11) Les premiers juges ont alloué à M. [N] une indemnité de 500.000 FCFP en réparation de son préjudice d'agrément. M. [N] revendique une indemnité de 1.000.000 FCFP tandis que le mandataire liquidateur s'oppose à cette demande.
M. [N] se plaint de ne plus pouvoir s'adonner au bricolage et au jardinage .
Le préjudice d'agrément répare l'impossibilité pour la victime de pratiquer régulièrement une activité spécifique sportive ou de loisirs, la perte de qualité de vie subie après consolidation étant déjà prise en compte au titre du déficit fonctionnel permanent. M. [N] ne démontrant pas qu'il consacrait ses loisirs au jardinage et aux activités de bricolage, ce chef de demande sera rejeté.

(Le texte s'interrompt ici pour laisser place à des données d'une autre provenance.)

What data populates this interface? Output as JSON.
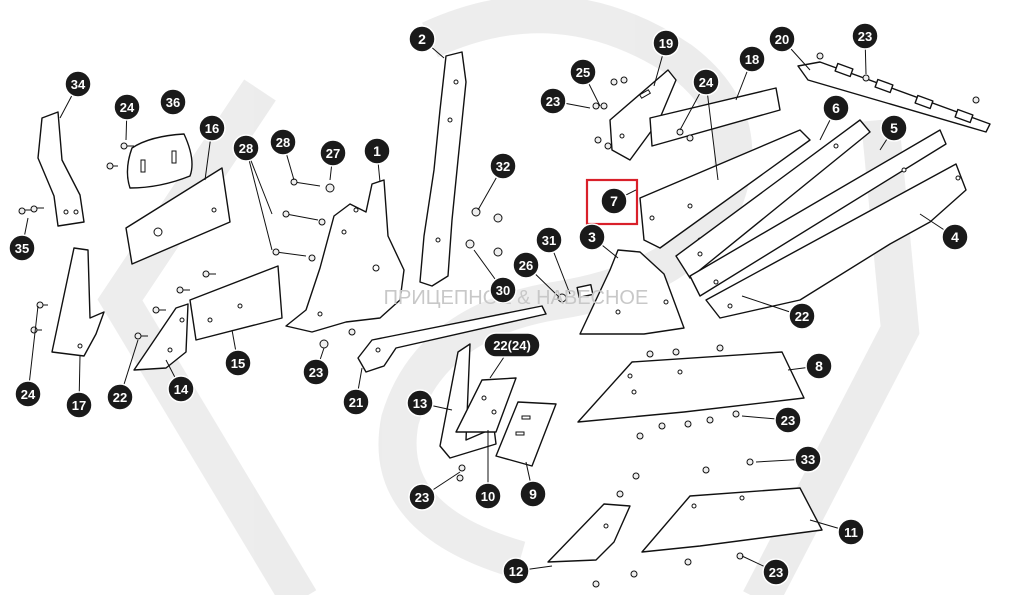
{
  "watermark": "ПРИЦЕПНОЕ & НАВЕСНОЕ",
  "highlight_color": "#d9202a",
  "callout_color": "#1a1a1a",
  "highlighted_callout": "7",
  "callouts": [
    {
      "label": "34"
    },
    {
      "label": "24"
    },
    {
      "label": "36"
    },
    {
      "label": "16"
    },
    {
      "label": "28"
    },
    {
      "label": "28"
    },
    {
      "label": "27"
    },
    {
      "label": "1"
    },
    {
      "label": "2"
    },
    {
      "label": "32"
    },
    {
      "label": "35"
    },
    {
      "label": "24"
    },
    {
      "label": "17"
    },
    {
      "label": "22"
    },
    {
      "label": "14"
    },
    {
      "label": "15"
    },
    {
      "label": "23"
    },
    {
      "label": "21"
    },
    {
      "label": "30"
    },
    {
      "label": "31"
    },
    {
      "label": "26"
    },
    {
      "label": "3"
    },
    {
      "label": "25"
    },
    {
      "label": "23"
    },
    {
      "label": "19"
    },
    {
      "label": "24"
    },
    {
      "label": "18"
    },
    {
      "label": "20"
    },
    {
      "label": "23"
    },
    {
      "label": "6"
    },
    {
      "label": "5"
    },
    {
      "label": "7"
    },
    {
      "label": "4"
    },
    {
      "label": "22"
    },
    {
      "label": "22(24)"
    },
    {
      "label": "13"
    },
    {
      "label": "8"
    },
    {
      "label": "23"
    },
    {
      "label": "23"
    },
    {
      "label": "10"
    },
    {
      "label": "9"
    },
    {
      "label": "33"
    },
    {
      "label": "11"
    },
    {
      "label": "12"
    },
    {
      "label": "23"
    }
  ]
}
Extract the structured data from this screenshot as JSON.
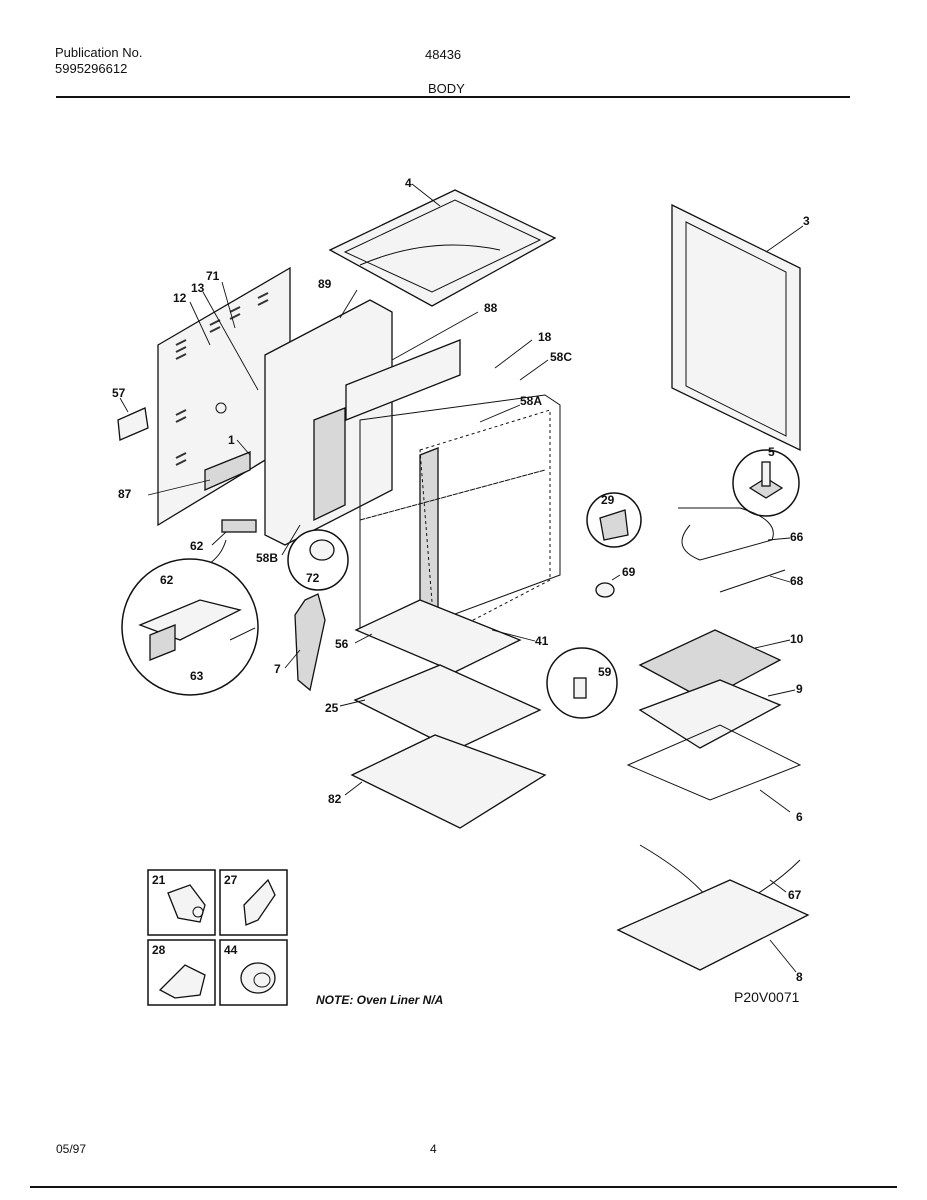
{
  "header": {
    "publication_label": "Publication No.",
    "publication_number": "5995296612",
    "model": "48436",
    "section": "BODY"
  },
  "callouts": {
    "p1": "1",
    "p3": "3",
    "p4": "4",
    "p5": "5",
    "p6": "6",
    "p7": "7",
    "p8": "8",
    "p9": "9",
    "p10": "10",
    "p12": "12",
    "p13": "13",
    "p18": "18",
    "p21": "21",
    "p25": "25",
    "p27": "27",
    "p28": "28",
    "p29": "29",
    "p41": "41",
    "p44": "44",
    "p56": "56",
    "p57": "57",
    "p58a": "58A",
    "p58b": "58B",
    "p58c": "58C",
    "p59": "59",
    "p62a": "62",
    "p62b": "62",
    "p63": "63",
    "p66": "66",
    "p67": "67",
    "p68": "68",
    "p69": "69",
    "p71": "71",
    "p72": "72",
    "p82": "82",
    "p87": "87",
    "p88": "88",
    "p89": "89"
  },
  "note": "NOTE: Oven Liner N/A",
  "figure_code": "P20V0071",
  "footer": {
    "date": "05/97",
    "page_number": "4"
  }
}
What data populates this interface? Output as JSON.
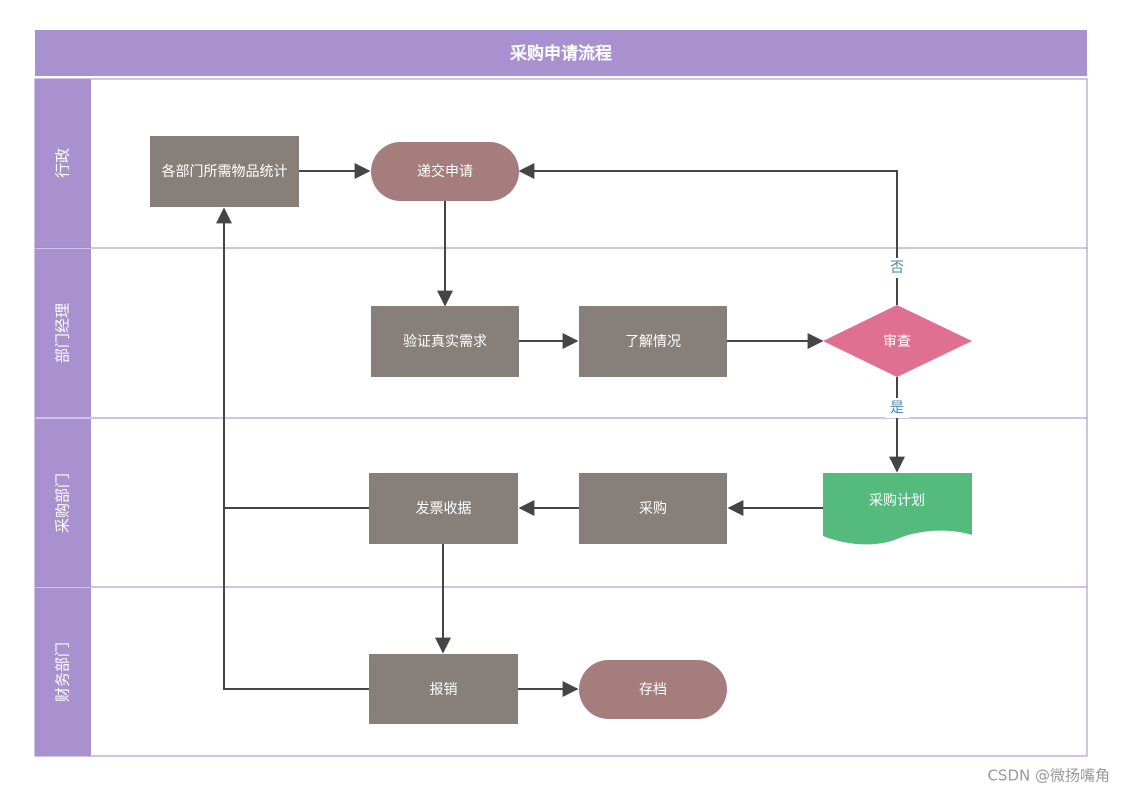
{
  "title": "采购申请流程",
  "colors": {
    "header": "#a991cf",
    "lane_label": "#a991cf",
    "lane_border": "#9d8ac8",
    "process": "#877f7a",
    "terminal": "#a57d7d",
    "decision": "#e07092",
    "document": "#55bb7d",
    "edge": "#454545",
    "edge_label": "#4a86b0"
  },
  "lanes": [
    {
      "id": "lane-xingzheng",
      "label": "行政"
    },
    {
      "id": "lane-bumen-jingli",
      "label": "部门经理"
    },
    {
      "id": "lane-caigou-bumen",
      "label": "采购部门"
    },
    {
      "id": "lane-caiwu-bumen",
      "label": "财务部门"
    }
  ],
  "nodes": [
    {
      "id": "tongji",
      "shape": "process",
      "label": "各部门所需物品统计"
    },
    {
      "id": "dijiao",
      "shape": "terminal",
      "label": "递交申请"
    },
    {
      "id": "yanzheng",
      "shape": "process",
      "label": "验证真实需求"
    },
    {
      "id": "liaojie",
      "shape": "process",
      "label": "了解情况"
    },
    {
      "id": "shencha",
      "shape": "decision",
      "label": "审查"
    },
    {
      "id": "jihua",
      "shape": "document",
      "label": "采购计划"
    },
    {
      "id": "caigou",
      "shape": "process",
      "label": "采购"
    },
    {
      "id": "fapiao",
      "shape": "process",
      "label": "发票收据"
    },
    {
      "id": "baoxiao",
      "shape": "process",
      "label": "报销"
    },
    {
      "id": "cundang",
      "shape": "terminal",
      "label": "存档"
    }
  ],
  "edges": [
    {
      "from": "tongji",
      "to": "dijiao",
      "label": ""
    },
    {
      "from": "dijiao",
      "to": "yanzheng",
      "label": ""
    },
    {
      "from": "yanzheng",
      "to": "liaojie",
      "label": ""
    },
    {
      "from": "liaojie",
      "to": "shencha",
      "label": ""
    },
    {
      "from": "shencha",
      "to": "dijiao",
      "label": "否"
    },
    {
      "from": "shencha",
      "to": "jihua",
      "label": "是"
    },
    {
      "from": "jihua",
      "to": "caigou",
      "label": ""
    },
    {
      "from": "caigou",
      "to": "fapiao",
      "label": ""
    },
    {
      "from": "fapiao",
      "to": "baoxiao",
      "label": ""
    },
    {
      "from": "fapiao",
      "to": "tongji",
      "label": ""
    },
    {
      "from": "baoxiao",
      "to": "cundang",
      "label": ""
    },
    {
      "from": "baoxiao",
      "to": "tongji",
      "label": ""
    }
  ],
  "watermark": "CSDN @微扬嘴角"
}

12) Après déduction de la provision déjà versée, la créance résiduelle de M. [N] ressort à : 1.811.341 + 4.000.000 + 10.000.000 + 300.000 - 5.000.000 = 11.111.341 FCFP.
Le jugement d'ouverture ayant arrêté le cours des intérêts, c'est à tort que le tribunal du travail de Nouméa a mis en compte des intérêts moratoires avec anatocisme.
13) Les questions de la majoration de la rente servie par la caisse à M. [N] et de l'obligation de garantie de l'assureur, évoquées par la CAFAT, ont d'ores et déjà été tranchées dans les décisions des 21 mars 2018 et 30 juillet 2020.
Par ces motifs
La cour,
Confirme le jugement entrepris en ce qu'il a rejeté la fin de non-recevoir soulevée par le mandataire liquidateur ;
L'infirme pour le surplus ;
Statuant à nouveau,
Fixe au passif de la société Pacifique rotative la créance indemnitaire de M. [N] à la hauteur de 11.111.341 FCFP ;
Fixe au passif de la société Pacifique rotative la créance de M. [N] au titre de l'article 700 du code de procédure civile à hauteur de 400.000 FCFP ;
Met les dépens de première instance et d'appel en frais privilégiés de liquidation judiciaire.